Opinion
No. 28,928.
June 24, 1932.
Husband and wife — allowance for separate maintenance and counsel fees.
The verified answer and counter affidavit justified the trial court in refusing the relief sought by the motion, denial of which is appealed from.
Plaintiff as guardian of Mary Hayek, an insane person, appealed from an order of the district court for Hennepin county, Baldwin, J. denying his motion for an order requiring defendant as husband of the ward to pay certain sums for her maintenance and support and for attorney's fees pendente lite. Affirmed.
Harold P. Rutledge, pro se.
Erland Lind and Francis Muekel, for respondent.
In a suit by the guardian of an insane ward against the husband of the ward for support and maintenance, including attorney's fees for the guardian, a motion was made and denied for an order requiring defendant to pay to the guardian certain sums for maintenance and support of the ward pendente lite and for attorney's fees. Plaintiff appeals from the order.
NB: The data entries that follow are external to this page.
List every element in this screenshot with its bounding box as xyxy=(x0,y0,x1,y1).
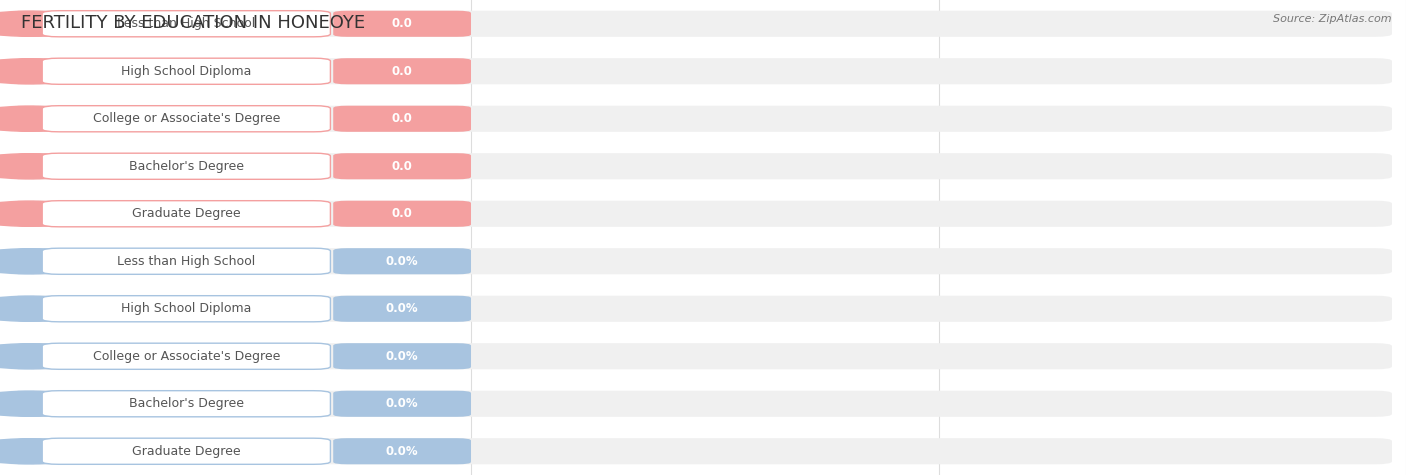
Text: College or Associate's Degree: College or Associate's Degree xyxy=(93,112,280,125)
FancyBboxPatch shape xyxy=(42,11,330,37)
FancyBboxPatch shape xyxy=(25,343,1392,370)
Text: 0.0%: 0.0% xyxy=(385,302,419,315)
FancyBboxPatch shape xyxy=(333,11,471,37)
FancyBboxPatch shape xyxy=(42,438,330,465)
FancyBboxPatch shape xyxy=(10,58,42,85)
Circle shape xyxy=(0,344,107,369)
FancyBboxPatch shape xyxy=(42,343,330,370)
FancyBboxPatch shape xyxy=(25,438,1392,465)
FancyBboxPatch shape xyxy=(25,106,1392,132)
FancyBboxPatch shape xyxy=(10,248,42,275)
FancyBboxPatch shape xyxy=(25,200,1392,227)
FancyBboxPatch shape xyxy=(10,295,42,322)
FancyBboxPatch shape xyxy=(25,58,1392,85)
FancyBboxPatch shape xyxy=(25,11,1392,37)
Circle shape xyxy=(0,391,107,416)
FancyBboxPatch shape xyxy=(333,248,471,275)
Text: Less than High School: Less than High School xyxy=(117,17,256,30)
FancyBboxPatch shape xyxy=(25,248,1392,275)
FancyBboxPatch shape xyxy=(333,343,471,370)
Text: Less than High School: Less than High School xyxy=(117,255,256,268)
FancyBboxPatch shape xyxy=(42,153,330,180)
FancyBboxPatch shape xyxy=(333,438,471,465)
Text: 0.0: 0.0 xyxy=(392,17,412,30)
Circle shape xyxy=(0,201,107,226)
Circle shape xyxy=(0,154,107,179)
FancyBboxPatch shape xyxy=(25,153,1392,180)
FancyBboxPatch shape xyxy=(42,390,330,417)
FancyBboxPatch shape xyxy=(333,153,471,180)
Circle shape xyxy=(0,11,107,36)
FancyBboxPatch shape xyxy=(10,153,42,180)
Text: FERTILITY BY EDUCATION IN HONEOYE: FERTILITY BY EDUCATION IN HONEOYE xyxy=(21,14,366,32)
FancyBboxPatch shape xyxy=(42,295,330,322)
FancyBboxPatch shape xyxy=(10,200,42,227)
Text: Bachelor's Degree: Bachelor's Degree xyxy=(129,160,243,173)
Text: High School Diploma: High School Diploma xyxy=(121,302,252,315)
FancyBboxPatch shape xyxy=(10,343,42,370)
FancyBboxPatch shape xyxy=(10,106,42,132)
FancyBboxPatch shape xyxy=(333,295,471,322)
FancyBboxPatch shape xyxy=(42,106,330,132)
Circle shape xyxy=(0,439,107,464)
Text: 0.0: 0.0 xyxy=(392,65,412,78)
Circle shape xyxy=(0,249,107,274)
FancyBboxPatch shape xyxy=(42,58,330,85)
Text: High School Diploma: High School Diploma xyxy=(121,65,252,78)
FancyBboxPatch shape xyxy=(333,390,471,417)
Text: 0.0: 0.0 xyxy=(1396,249,1406,262)
Text: Bachelor's Degree: Bachelor's Degree xyxy=(129,397,243,410)
FancyBboxPatch shape xyxy=(42,248,330,275)
Text: 0.0: 0.0 xyxy=(461,249,481,262)
Text: 0.0%: 0.0% xyxy=(385,255,419,268)
Text: 0.0: 0.0 xyxy=(392,112,412,125)
Circle shape xyxy=(0,59,107,84)
Text: Graduate Degree: Graduate Degree xyxy=(132,445,240,458)
FancyBboxPatch shape xyxy=(25,390,1392,417)
Text: College or Associate's Degree: College or Associate's Degree xyxy=(93,350,280,363)
FancyBboxPatch shape xyxy=(333,200,471,227)
FancyBboxPatch shape xyxy=(10,11,42,37)
FancyBboxPatch shape xyxy=(333,58,471,85)
Text: 0.0%: 0.0% xyxy=(385,397,419,410)
Text: 0.0: 0.0 xyxy=(929,249,949,262)
Circle shape xyxy=(0,106,107,131)
Text: Graduate Degree: Graduate Degree xyxy=(132,207,240,220)
Text: 0.0: 0.0 xyxy=(392,207,412,220)
FancyBboxPatch shape xyxy=(42,200,330,227)
FancyBboxPatch shape xyxy=(10,390,42,417)
Text: 0.0: 0.0 xyxy=(392,160,412,173)
Text: 0.0%: 0.0% xyxy=(385,350,419,363)
FancyBboxPatch shape xyxy=(333,106,471,132)
Circle shape xyxy=(0,296,107,321)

In 1923 Mary Hayek, the ward herein, was adjudged insane. Later she was restored to capacity. June 4, 1931, she was again adjudged insane and ordered committed to the state hospital at St. Peter. Shortly thereafter this guardian acting as the friend of the ward obtained a stay of commitment by executing a bond under the provisions of G. S. 1923 (2 Mason, 1927) § 8964. Thereafter on application of the lunatic the plaintiff was appointed guardian of her person and estate. This action followed.
On the motion before the court, the denial of which is here sought to be reviewed, there were counter affidavits and an answer verified by defendant alleging payments by him for his wife's support and of funds to her attorney which amply justified the trial court's discretion in denying the motion, even if we assume that such a case will lie and that it would have been proper for the trial court to allow the relief sought. As to whether this action will lie under the circumstances herein set forth, the parties hereto have argued at considerable length, but we do not consider a determination of that question necessary or proper for the decision of this appeal.
No abuse of discretion is shown, and the order is affirmed.